We are staying at the unspeakably cute Burg Hotel in Rothenburg. John and I stayed here years ago and about 11 years ago I stayed here with my girlfriends, Sophie and Eileen. Big changes have happened since then. Everything has been upgraded along with the prices and the hotel has joined the Relais Silence group. But the management is the same, kind and welcoming. The only drawback is the very spotty internet.
We all meet for breakfast in the charming breakfast room that looks out over the valley. They have a lovely offering with pretzel rolls, pates, eggs, meats, etc. We drink gallons of tea (and coffee for John) as well as formulate our day’s plan. Breakfast is becoming our favorite meal of the day.
The weather is not cooperating and we have to pick our moments of sunshine. The altarpieces we hope to see today are influenced by the amount of light coming though the windows. Since this morning the sun is in and out and rain is forecast for the afternoon, we decide to see the most important one first, the Blood Altarpiece in St. Jacobus. It is in easy walking distance and we head out.
The display of St. Jacobus’s masterpieces has also been upgraded and an audio tour added. We look first at the main altarpiece. It is carved wood that has been painted. Although not by Tilman Riemenschneider, it is very interesting. On the wings in the back there is the story of St. James. This was painted in the 1400’s. A view of Rothenburg is included. It looks just like the town square today!
The stained glass windows behind the altar are beautiful and also very early. In one scene God is raining down manna from heaven. Sarah discovers that the manna are pretzels! So in Bavaria, it’s raining pretzels.
The sun comes out and we go up to see Riemenschneider’s Blood Altar. It is unusual for the placement of Judas in the center of the Last Supper. The idea is that it is supposed to show God’s forgiveness. It is beautifully carved echoing the architecture of the church for which it was made.
We take a look at another altarpiece in a nearby church and walk through one of the gates of the city. It is all very picturesque. I take a picture of John and Sarah by the gate,one of the mouth from which burning tar was poured over enemies and a panoramic shot of Rothenburg. There are tourists here but not as many as I feared. Perhaps the forecast of bad weather has kept many away.

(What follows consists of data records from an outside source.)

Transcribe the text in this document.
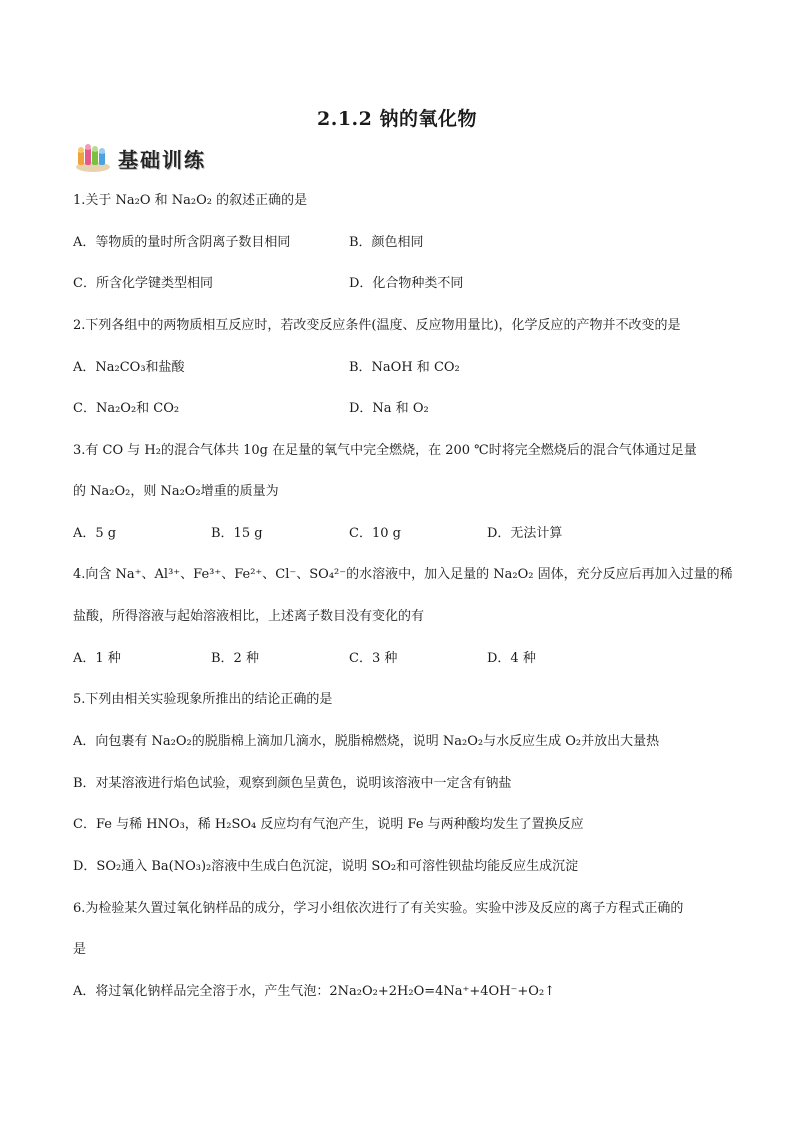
2.1.2 钠的氧化物
基础训练
1.关于 Na₂O 和 Na₂O₂ 的叙述正确的是
A．等物质的量时所含阴离子数目相同	B．颜色相同
C．所含化学键类型相同	D．化合物种类不同
2.下列各组中的两物质相互反应时，若改变反应条件(温度、反应物用量比)，化学反应的产物并不改变的是
A．Na₂CO₃和盐酸	B．NaOH 和 CO₂
C．Na₂O₂和 CO₂	D．Na 和 O₂
3.有 CO 与 H₂的混合气体共 10g 在足量的氧气中完全燃烧，在 200 ℃时将完全燃烧后的混合气体通过足量
的 Na₂O₂，则 Na₂O₂增重的质量为
A．5 g	B．15 g	C．10 g	D．无法计算
4.向含 Na⁺、Al³⁺、Fe³⁺、Fe²⁺、Cl⁻、SO₄²⁻的水溶液中，加入足量的 Na₂O₂ 固体，充分反应后再加入过量的稀
盐酸，所得溶液与起始溶液相比，上述离子数目没有变化的有
A．1 种	B．2 种	C．3 种	D．4 种
5.下列由相关实验现象所推出的结论正确的是
A．向包裹有 Na₂O₂的脱脂棉上滴加几滴水，脱脂棉燃烧，说明 Na₂O₂与水反应生成 O₂并放出大量热
B．对某溶液进行焰色试验，观察到颜色呈黄色，说明该溶液中一定含有钠盐
C．Fe 与稀 HNO₃，稀 H₂SO₄ 反应均有气泡产生，说明 Fe 与两种酸均发生了置换反应
D．SO₂通入 Ba(NO₃)₂溶液中生成白色沉淀，说明 SO₂和可溶性钡盐均能反应生成沉淀
6.为检验某久置过氧化钠样品的成分，学习小组依次进行了有关实验。实验中涉及反应的离子方程式正确的
是
A．将过氧化钠样品完全溶于水，产生气泡：2Na₂O₂+2H₂O=4Na⁺+4OH⁻+O₂↑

We travel on to Creglingen where this time we have a chance to see Riemenschneider’s Ascension Altarpiece. There are also several older art pieces. We are trapped by a large tour group who are being lectured to by their tour director. Then it’s off to lunch.
Not wanting to eat at the same place as yesterday, we drive around looking for somewhere new. We find a restaurant up a hill and get inside just as the first raindrops are starting to fall. We are trying to eat a little more simply but failing.
Our last stop is in Detwang, a tiny hamlet only 2 km from Rothenburg. The thousand year old church there has another Reimenschneider altarpiece. The Crucifixion Altarpiece has been cut down to fit their little space. It is an impressive work of art for such a humble little church.
We are tired and repair back to the hotel for some rest. Sarah finds a workout area and decides that a little activity beyond walking and stair climbing are in order. John and I just fall asleep. Dinner tonight is in a weinstube and consists of wine or beer and some munchie platters. We are a little fooded out. Tomorrow it is off to Bayreuth.